To get at the weights, remove the upper and lower sashes by removing the inside stop. With these old windows these stops are usually painted in. First get a utility knife and cut the paint at the inside corner and with a flat bar, pop it off. You should see where the sash cord hooks to the weight, disconnect this cord on the sash and tie a knot in it so it won't go through the pulley. Remove the piece of wood behind the stop to expose the weights.
Watch out for the lead in the paint on those old windows. Keep any scraping moist to keep the paint dust out of your lungs. Wearing a dust mask is a good idea!!

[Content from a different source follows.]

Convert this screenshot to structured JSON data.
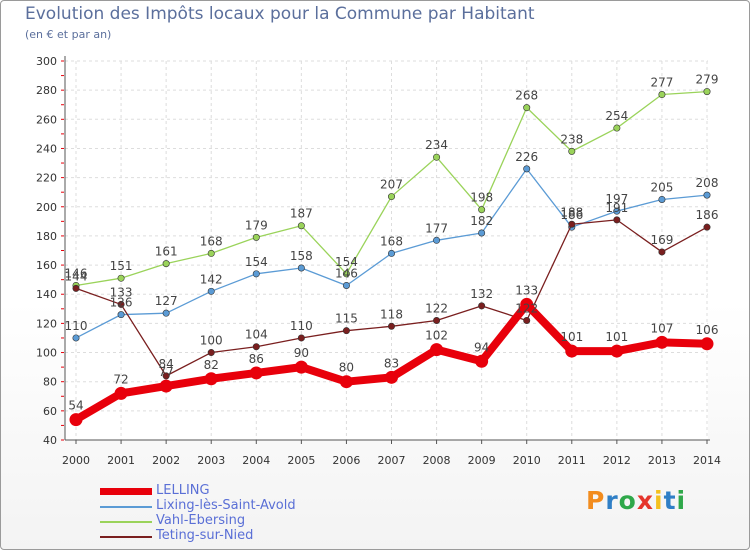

If replacing the window, we usually just cut the cord and let the weight fall inside.
Hope this helps,
Hi Dave, I have a new home. It was a spec home, so it came as is, as far as the design goes. My ownership began on December the 14, 2006. I have a 1 year warranty. My question is I have several areas of this 2500 square foot, two story home (second floor only) in which I experience a popping sound and creaking noise when you walk. The floor also can be seen to flex, with the creaking and popping noise. I've this to the attention of the building from the time I took possession. Any ideas as to the cause? Please advise, Enjoy your website. Thank you for your consideration Robert
In a new house it is not unusual to hear popping and groaning sounds for a couple of years while the house is drying out and settling. I'm not saying this is what is happening in your house, but I suspect so. Spec houses are built pretty quickly, not giving time for the wood frame to dry. It took me about 10 months to build my house and I still experienced noises for the first two years.
I'm surprised your house came with only 1 year warranty. Usually they have 5 years.
Hi Dave! I really like your site and gotten a lot of valuable information from it. My question is: Is underlayment (felt/tar paper) necessary for a gazebo roof. I bought a kit and the directions do not call for it. One more question: The roof of my 12' decagon gazebo kit has only rafters from the sides to the peak. Is bracing part of the way up recommended? Thanks for any info you can send. Carol
Ice shield, the first 3 feet of 30 lb. roofing felt over the eaves, is not required on a building roof that is not heated. Underlayment of 15 lb. felt is recommended by the manufacturer over the entire roof deck. I would suggest this is optional on an unheated gazebo roof.
On a 12' gazebo roof the rafters have short spans. Unless you are in a heavy snow or wind load area, you should be okay. I can't verify this unless I have your kit plans or know where you live. The shorter walls should have the necessary support to keep the walls from bowing out under a heavy load or bracing is required on the rafters, under heavy loads.
Well, keep those questions coming and enjoy your summer!